Narrative Essays
You could think of a narrative essay as a short story. It’s called an essay, but many narrative essays are really just short stories. If you are using narration as the primary strategy in writing a paper, you will use some semblance of the following format:
Opening
Your opening in a narrative essay does not need to be a description of the event you will be discussing or an explicit outline of the reason(s) you’re examining it. Instead, try to hook your readers and think about why they should be interested.
Narrative Paragraphs
You will divide the event into smaller events and give each of these smaller incidents a paragraph. These will be simple explanations of what happened when, though in a more complex essay, you might include reasons for each event and comparisons to another, more current circumstance. Accounts by historians, witnesses, or thought leaders can be woven into the narrative to strengthen the perspective you’re offering or to offer the possibility of another perspective, in an effort to provide an objective report.
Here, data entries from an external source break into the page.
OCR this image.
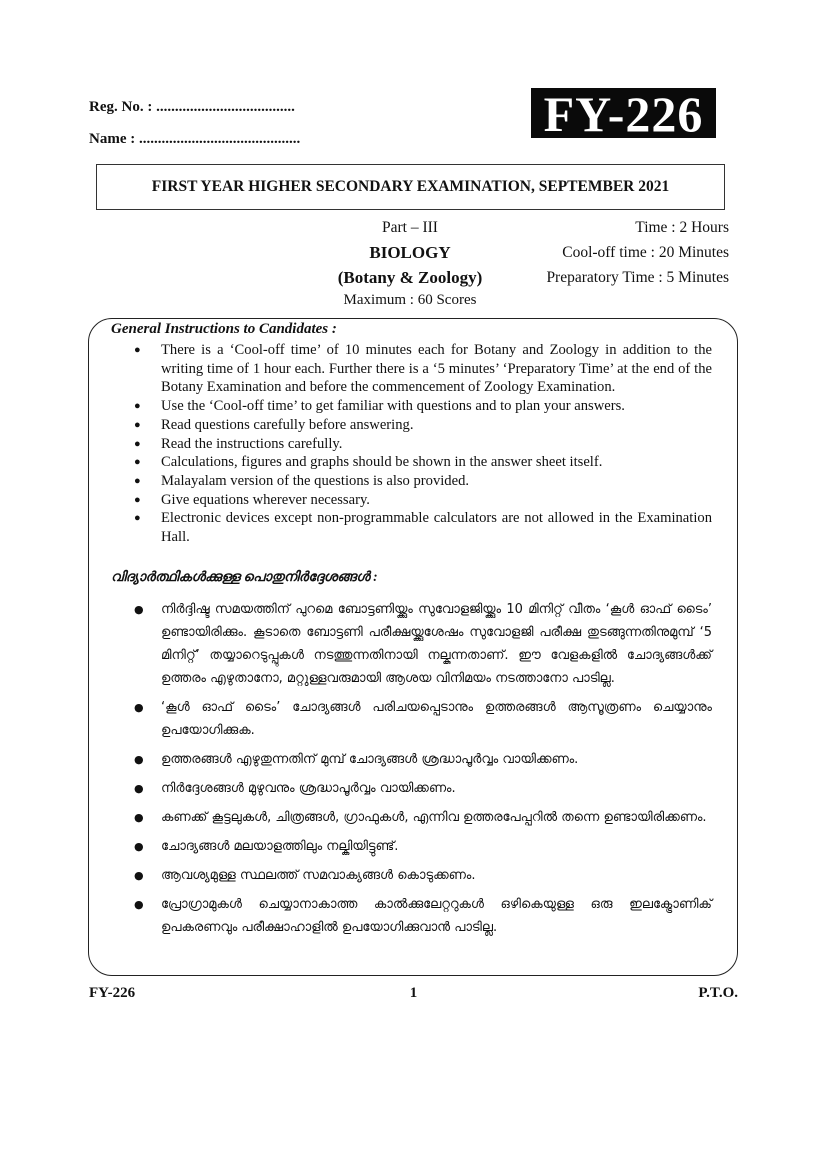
Reg. No. : .....................................
Name : ...........................................	FY-226
FIRST YEAR HIGHER SECONDARY EXAMINATION, SEPTEMBER 2021
Part – III
BIOLOGY
(Botany & Zoology)
Maximum : 60 Scores
Time : 2 Hours
Cool-off time : 20 Minutes
Preparatory Time : 5 Minutes
General Instructions to Candidates :
● There is a ‘Cool-off time’ of 10 minutes each for Botany and Zoology in addition to the writing time of 1 hour each. Further there is a ‘5 minutes’ ‘Preparatory Time’ at the end of the Botany Examination and before the commencement of Zoology Examination.
● Use the ‘Cool-off time’ to get familiar with questions and to plan your answers.
● Read questions carefully before answering.
● Read the instructions carefully.
● Calculations, figures and graphs should be shown in the answer sheet itself.
● Malayalam version of the questions is also provided.
● Give equations wherever necessary.
● Electronic devices except non-programmable calculators are not allowed in the Examination Hall.
വിദ്യാർത്ഥികൾക്കുള്ള പൊതുനിർദ്ദേശങ്ങൾ :
● നിർദ്ദിഷ്ട സമയത്തിന് പുറമെ ബോട്ടണിയ്ക്കും സുവോളജിയ്ക്കും 10 മിനിറ്റ് വീതം ‘കൂൾ ഓഫ് ടൈം’ ഉണ്ടായിരിക്കും. കൂടാതെ ബോട്ടണി പരീക്ഷയ്ക്കുശേഷം സുവോളജി പരീക്ഷ തുടങ്ങുന്നതിനുമുമ്പ് ‘5 മിനിറ്റ്’ തയ്യാറെടുപ്പുകൾ നടത്തുന്നതിനായി നല്കുന്നതാണ്. ഈ വേളകളിൽ ചോദ്യങ്ങൾക്ക് ഉത്തരം എഴുതാനോ, മറ്റുള്ളവരുമായി ആശയ വിനിമയം നടത്താനോ പാടില്ല.
● ‘കൂൾ ഓഫ് ടൈം’ ചോദ്യങ്ങൾ പരിചയപ്പെടാനും ഉത്തരങ്ങൾ ആസൂത്രണം ചെയ്യാനും ഉപയോഗിക്കുക.
● ഉത്തരങ്ങൾ എഴുതുന്നതിന് മുമ്പ് ചോദ്യങ്ങൾ ശ്രദ്ധാപൂർവ്വം വായിക്കണം.
● നിർദ്ദേശങ്ങൾ മുഴുവനും ശ്രദ്ധാപൂർവ്വം വായിക്കണം.
● കണക്ക് കൂട്ടലുകൾ, ചിത്രങ്ങൾ, ഗ്രാഫുകൾ, എന്നിവ ഉത്തരപേപ്പറിൽ തന്നെ ഉണ്ടായിരിക്കണം.
● ചോദ്യങ്ങൾ മലയാളത്തിലും നല്കിയിട്ടുണ്ട്.
● ആവശ്യമുള്ള സ്ഥലത്ത് സമവാക്യങ്ങൾ കൊടുക്കണം.
● പ്രോഗ്രാമുകൾ ചെയ്യാനാകാത്ത കാൽക്കുലേറ്ററുകൾ ഒഴികെയുള്ള ഒരു ഇലക്ട്രോണിക് ഉപകരണവും പരീക്ഷാഹാളിൽ ഉപയോഗിക്കുവാൻ പാടില്ല.
FY-226	1	P.T.O.
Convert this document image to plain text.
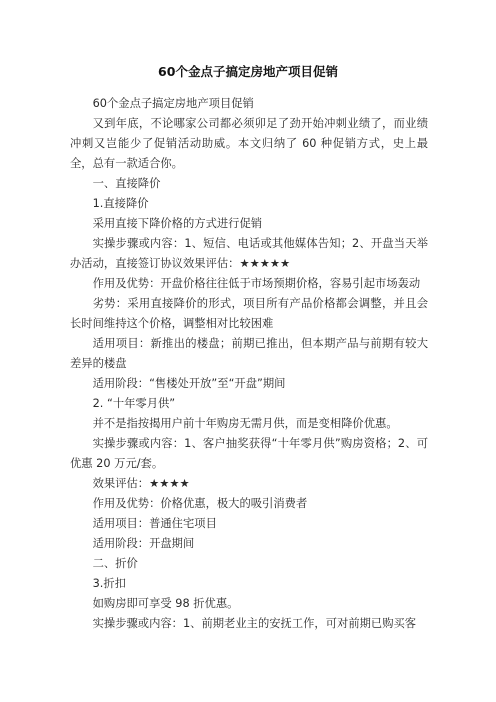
60个金点子搞定房地产项目促销

60个金点子搞定房地产项目促销

又到年底，不论哪家公司都必须卯足了劲开始冲刺业绩了，而业绩冲刺又岂能少了促销活动助威。本文归纳了 60 种促销方式，史上最全，总有一款适合你。

一、直接降价

1.直接降价

采用直接下降价格的方式进行促销

实操步骤或内容：1、短信、电话或其他媒体告知；2、开盘当天举办活动，直接签订协议效果评估：★★★★★

作用及优势：开盘价格往往低于市场预期价格，容易引起市场轰动

劣势：采用直接降价的形式，项目所有产品价格都会调整，并且会长时间维持这个价格，调整相对比较困难

适用项目：新推出的楼盘；前期已推出，但本期产品与前期有较大差异的楼盘

适用阶段：“售楼处开放”至“开盘”期间

2. “十年零月供”

并不是指按揭用户前十年购房无需月供，而是变相降价优惠。

实操步骤或内容：1、客户抽奖获得“十年零月供”购房资格；2、可优惠 20 万元/套。

效果评估：★★★★

作用及优势：价格优惠，极大的吸引消费者

适用项目：普通住宅项目

适用阶段：开盘期间

二、折价

3.折扣

如购房即可享受 98 折优惠。

实操步骤或内容：1、前期老业主的安抚工作，可对前期已购买客
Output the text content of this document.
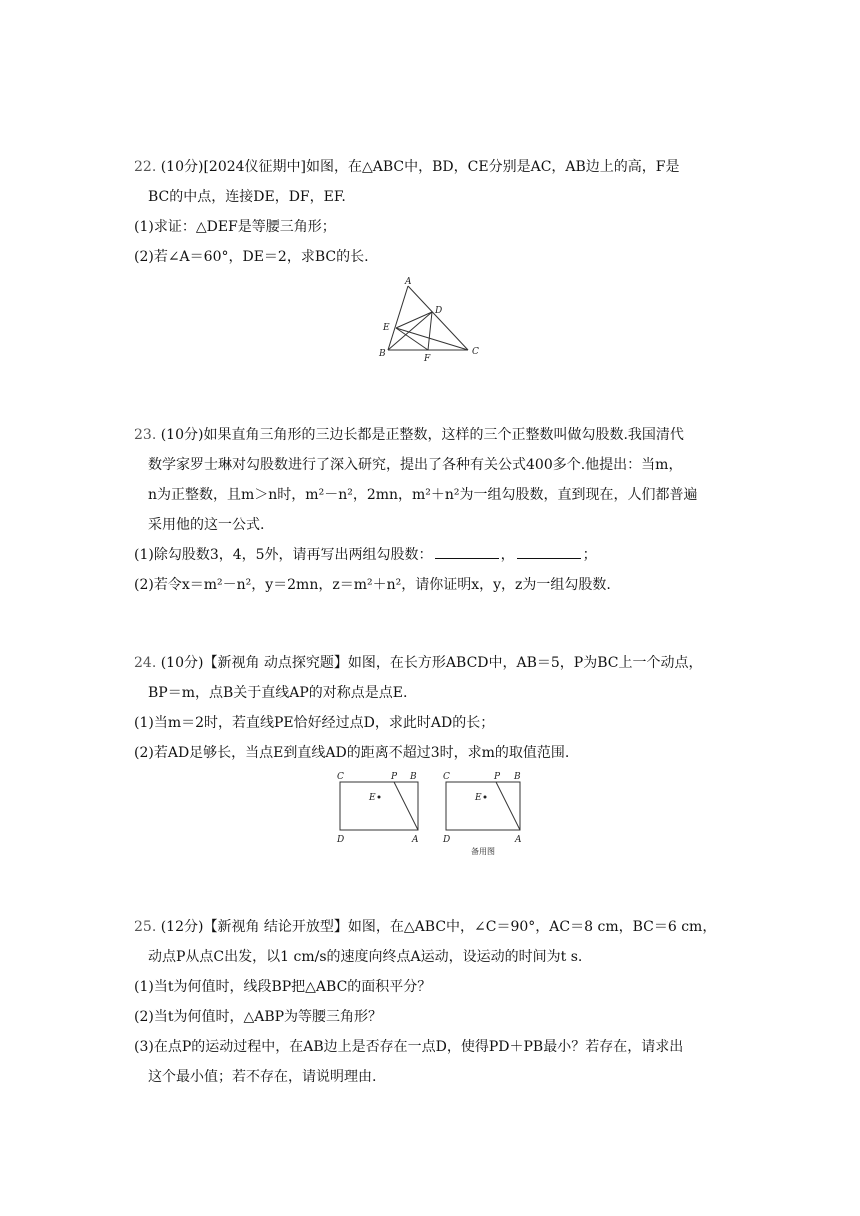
22. (10分)[2024仪征期中]如图，在△ABC中，BD，CE分别是AC，AB边上的高，F是
BC的中点，连接DE，DF，EF.
(1)求证：△DEF是等腰三角形；
(2)若∠A＝60°，DE＝2，求BC的长.
A
D
E
B	F
C
23. (10分)如果直角三角形的三边长都是正整数，这样的三个正整数叫做勾股数.我国清代
数学家罗士琳对勾股数进行了深入研究，提出了各种有关公式400多个.他提出：当m，
n为正整数，且m＞n时，m²－n²，2mn，m²＋n²为一组勾股数，直到现在，人们都普遍
采用他的这一公式.
(1)除勾股数3，4，5外，请再写出两组勾股数：	，	；
(2)若令x＝m²－n²，y＝2mn，z＝m²＋n²，请你证明x，y，z为一组勾股数.
24. (10分)【新视角 动点探究题】如图，在长方形ABCD中，AB＝5，P为BC上一个动点，
BP＝m，点B关于直线AP的对称点是点E.
(1)当m＝2时，若直线PE恰好经过点D，求此时AD的长；
(2)若AD足够长，当点E到直线AD的距离不超过3时，求m的取值范围.
C	P B
E
D	A
C	P B
E
D	A
备用图
25. (12分)【新视角 结论开放型】如图，在△ABC中，∠C＝90°，AC＝8 cm，BC＝6 cm，
动点P从点C出发，以1 cm/s的速度向终点A运动，设运动的时间为t s.
(1)当t为何值时，线段BP把△ABC的面积平分？
(2)当t为何值时，△ABP为等腰三角形？
(3)在点P的运动过程中，在AB边上是否存在一点D，使得PD＋PB最小？若存在，请求出
这个最小值；若不存在，请说明理由.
You’ll want to make each portion of the narrative interesting to the reader, so use literary devices like suspense, imagery, verisimilitude, and surprise, perhaps along with a little humor, if appropriate, to keep your audience engaged.
Closing
You don’t need to hit your reader over the head a summary of the event and the reason(s) for examining it. You may or may not decide to end with some explicit ideas about how this event is relevant to the reader and to the world at this time.
The checklist for a narrative essay:
- Have a clear purpose.
- Tell the story clearly.
- Make the narrative interesting.
- Relate it to something larger than itself, either overtly, or covertly.
narratives
What are the main ingredients of a narrative? A narrative:
- contains a plot, characters, conflict, and a theme.
- can be either factual or fictional.
- follows a timeline, but does not need to be written in chronological order.
- has a strong opening to engage the reader.
- resolves the conflict and reiterates the theme with the conclusion.
- has an implied thesis.
Start With the Story
Sometimes, it’s easier for students to write the story and then go back and make sure that the essay follows the proper essay format.
After you have completed your story, read it to yourself. Is there any particular moral or idea that the story is demonstrating? If so, you may decide to use that idea in your thesis statement.
For example, consider the topic of going back to school. You may approach it in this way:
- Write the story (this will become your body paragraphs)
- Read aloud and see if there is a moral or underlying idea
- Write your thesis statement based on that idea or moral
- Continue to write your introduction
Once you have the story down, you read your paragraphs about going back to school, and then you realize how much having a college education will improve your financial situation. This allows you to create your thesis and go back to form the introduction. In this case, you decide that your thesis is “After careful consideration, I have decided that returning to school is an important step toward improving my financial outlook.”
Whether or not you include that explicit thesis in your narrative will depend on the requirements of the assignment and your skill as a writer. Often, in narrative writing, our goal is to show, not tell, the reader the point of the story!